An arrest warrant was issued while Rujugiro was on a business trip in the United Kingdom where he was arrested, held and adorned with a leg electronic tag.

He was then repatriated to South Africa to face the charges. South Africa attached his Mastermind Tobacco Company, located in Wilsonia, South Africa.

A few years later, Rwanda similarly moved against Rujugiro on tax evasion charges, confiscating his properties.

Rujugiro was, among other things, caught smuggling tobacco using ambulances. On September 13, 2005, a land cruiser ambulance with his employees Antoine Kayiranga, Octave Mutijima, and Javier Gahizi was stopped in the then Kibungo prefecture, searched, and was found with contraband cigarettes.

A case file was opened on September 19, 2005 in Nyarugenge district court. In subsequent interrogation the suspects admitted to have been working on Rujugiro’s direct orders.

Busted in both South Africa and Rwanda, Rujugiro moved to Nigeria where he continued the same business practices: He was given concessions on condition he builds a factory in three years, took the benefits and reneged on his promise – six years and counting into the deal.

The results there were no different from those of every place he has ever operated.

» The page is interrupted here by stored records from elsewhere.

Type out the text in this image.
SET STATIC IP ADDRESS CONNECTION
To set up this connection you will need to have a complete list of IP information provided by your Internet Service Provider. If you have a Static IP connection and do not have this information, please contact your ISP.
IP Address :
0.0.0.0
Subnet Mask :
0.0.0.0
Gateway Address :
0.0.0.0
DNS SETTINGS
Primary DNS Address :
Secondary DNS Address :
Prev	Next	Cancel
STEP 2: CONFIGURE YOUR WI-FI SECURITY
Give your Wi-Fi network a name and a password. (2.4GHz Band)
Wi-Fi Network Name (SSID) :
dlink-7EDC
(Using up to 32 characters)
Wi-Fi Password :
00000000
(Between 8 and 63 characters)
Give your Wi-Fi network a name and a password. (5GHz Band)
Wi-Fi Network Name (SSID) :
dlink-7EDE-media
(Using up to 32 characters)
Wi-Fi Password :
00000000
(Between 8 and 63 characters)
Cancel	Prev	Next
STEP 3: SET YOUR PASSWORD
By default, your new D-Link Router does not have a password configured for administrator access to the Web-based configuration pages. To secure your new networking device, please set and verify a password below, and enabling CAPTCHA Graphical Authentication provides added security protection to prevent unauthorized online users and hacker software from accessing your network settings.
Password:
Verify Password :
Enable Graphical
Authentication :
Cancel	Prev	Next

In Uganda, like everywhere else, taxes that he should be paying into public coffers are never paid; instead, Rujugiro pays off highly placed individuals.

It is these same individuals who provide exceptional security to him and his sons and to his publicist David Himbara whenever they are visiting.

Their security detail often rivals that of visiting foreign dignitaries. This was the case when Himbara was in Kampala last November with a film crew to produce a documentary promoting his employer Rujugo’s purported image as a philanthropist.

The above are Rujugiro’s real “pan-African” footsteps, not those his publicists, like Himbara, are trying to push in all these recent puff-pieces in The Daily Monitor and a few other newspapers across Africa.

Has he done some good? The individual beneficiaries would certainly claim so. However, whatever good he may have done has certainly come at much greater cost than any benefits.

It is difficult to separate Rujugiro’s business model –that subverts state accountability and costs the state revenue – from the great human suffering that results from a decayed social welfare infrastructure in areas like education and health.

Those who benefit most from Rujugiro’s business model would rather go abroad for medical care, where they also send their children to be educated.

When you take this into account, Rujugiro’s self-claimed “crucial contributions” on the African continent ring hollow.

Finally, Rujugiro can also be particularly vengeful. Which is why he must be taken on his word when he says that his entry into Uganda is not entirely “motivated by profits alone.”

If this is in reference to his machinations against a neighbouring country where his smuggling schemes were thwarted and exposed, then this would be the sole accurate part of The Daily Monitor’s Rujugiro puff story.